As a transsexual and as an athlete, Renee Richards has an idea of what Mianne Bagger is going through and how this latest turn in the evolving story of sex and sports might play out.
The boundaries of the games keep shifting. Seven women competed on the men's tour last year. People like Richards, the first transsexual to play pro tennis 28 years ago, and Bagger, now the first in pro golf, force everyone to rethink the rules.
Unless the rules change, Bagger would be barred from playing in LPGA Tour, US Golf Association and Ladies European Tour events, since she wasn't female at birth.
Bagger's 12-over 84 Thursday in the Women's Australian Open -- run by Women's Golf Australia -- allayed some misplaced fears that she possessed a physical advantage by being born male.
Bagger, 37, had her sex change operation in 1995 and has been taking muscle-deflating hormones for more than a decade. Michelle Wie can outdrive her by 100 yards. Testosterone has yielded to estrogen. Bagger is no threat to women's golf and should be allowed to compete on the tour if she earns a spot.
"In the present climate of Barry Bonds and all these steroid things," Richards said, "what are they afraid of? This woman is taking pills to make her weaker."
At 69, Richards' passion is golf. She squeezes in rounds on days off from her practice as an eye surgeon in New York. She played last Sunday on a Long Island course crusted with traces of ice on some fairways. She's an 11 or 12 handicap. Like everyone else, she would love to be in single digits.
She would have loved to win tournaments on the women's tour when she turned pro amid a torrent of controversy in the summer of 1976, but wasn't close to the level of Chris Evert, Tracy Austin, and Martina Navratilova but beat some other top 10 players.

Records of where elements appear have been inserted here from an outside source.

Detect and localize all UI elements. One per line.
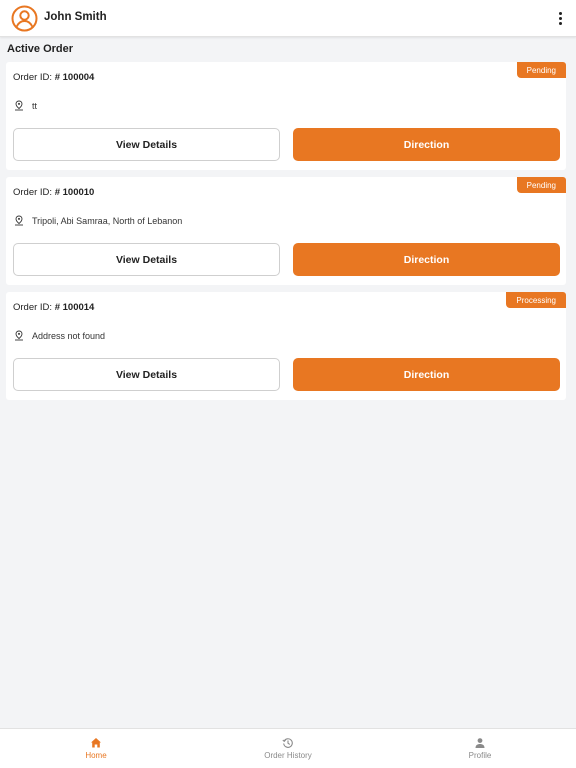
direction-button[interactable]: Direction <box>293 128 560 161</box>
user-name: John Smith <box>44 11 107 23</box>
address-text: Tripoli, Abi Samraa, North of Lebanon <box>32 215 183 226</box>
app-header: John Smith <box>0 0 576 37</box>
order-address: tt <box>14 100 37 111</box>
person-icon <box>475 738 485 748</box>
nav-label-profile: Profile <box>468 751 492 760</box>
history-icon <box>282 738 293 748</box>
order-id-number: # 100004 <box>54 72 95 83</box>
section-title: Active Order <box>7 43 74 55</box>
nav-label-order-history: Order History <box>264 751 312 760</box>
more-menu-icon[interactable] <box>552 8 568 28</box>
order-address: Tripoli, Abi Samraa, North of Lebanon <box>14 215 182 226</box>
order-id: Order ID: # 100014 <box>13 302 94 313</box>
order-card: Pending Order ID: # 100010 Tripoli, Abi … <box>6 177 566 285</box>
location-pin-icon <box>15 100 23 111</box>
order-card: Processing Order ID: # 100014 Address no… <box>6 292 566 400</box>
direction-button[interactable]: Direction <box>293 358 560 391</box>
order-id-label: Order ID: <box>13 187 55 198</box>
order-card: Pending Order ID: # 100004 tt View Detai… <box>6 62 566 170</box>
order-id-number: # 100014 <box>54 302 95 313</box>
location-pin-icon <box>15 215 23 226</box>
nav-item-profile[interactable]: Profile <box>384 729 576 768</box>
bottom-nav: Home Order History Profile <box>0 728 576 768</box>
nav-item-home[interactable]: Home <box>0 729 192 768</box>
status-badge: Processing <box>506 292 566 308</box>
order-id: Order ID: # 100004 <box>13 72 94 83</box>
nav-label-home: Home <box>85 751 107 760</box>
order-id-number: # 100010 <box>54 187 95 198</box>
address-text: Address not found <box>32 330 106 341</box>
order-address: Address not found <box>14 330 105 341</box>
status-badge: Pending <box>516 177 566 193</box>
nav-item-order-history[interactable]: Order History <box>192 729 384 768</box>
address-text: tt <box>32 100 38 111</box>
home-icon <box>91 738 101 748</box>
view-details-button[interactable]: View Details <box>13 358 280 391</box>
user-avatar-icon[interactable] <box>11 5 38 32</box>
direction-button[interactable]: Direction <box>293 243 560 276</box>
view-details-button[interactable]: View Details <box>13 243 280 276</box>
order-id-label: Order ID: <box>13 302 55 313</box>
view-details-button[interactable]: View Details <box>13 128 280 161</box>
status-badge: Pending <box>516 62 566 78</box>
order-id-label: Order ID: <box>13 72 55 83</box>
location-pin-icon <box>15 330 23 341</box>
order-id: Order ID: # 100010 <box>13 187 94 198</box>
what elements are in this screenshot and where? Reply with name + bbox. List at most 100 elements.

As Richard Raskind before her sex reassignment surgery, she had been good enough to captain the Yale varsity tennis team in 1954, and reach the final of the national 35-and-over championships in 1972. After the operation in 1975, Richards left behind a former wife and 4-year-old son in New York to start fresh in California.
When she won a local women's tournament in La Jolla, California, a former acquaintance recognized the resemblance to Raskind and tipped off a television sportscaster. At 41, Richards chose to go public and put aside her medical career to make a point on the tennis court for other transsexuals. She won a court order allowing her to play as a woman in the 1977 US Open.
She played until she was 46, and her greatest successes on court were reaching the doubles final at the US Open and winning the 35-and-over women's singles. She later coached Navratilova to two Wimbledon wins.
She challenged people's perception then, just as Bagger is now, and knows how tough it can be.
"She's going to face people laughing at her," Richards said in an interview. "She's going to face people complaining that she's got an unfair advantage over the other women. She's going to face some grief from the players association, from players themselves who think that she has no business horning in on their private club.
"She's going to have nasty articles written about her. And she may have some threats to her physical being.
"She'll make some friends on the tour. There will be some players who will be very supportive, who will be nice to her. She'll have some good experiences and she'll have some negative experiences. Is she going to make a lot of money? I don't know. How good is she?"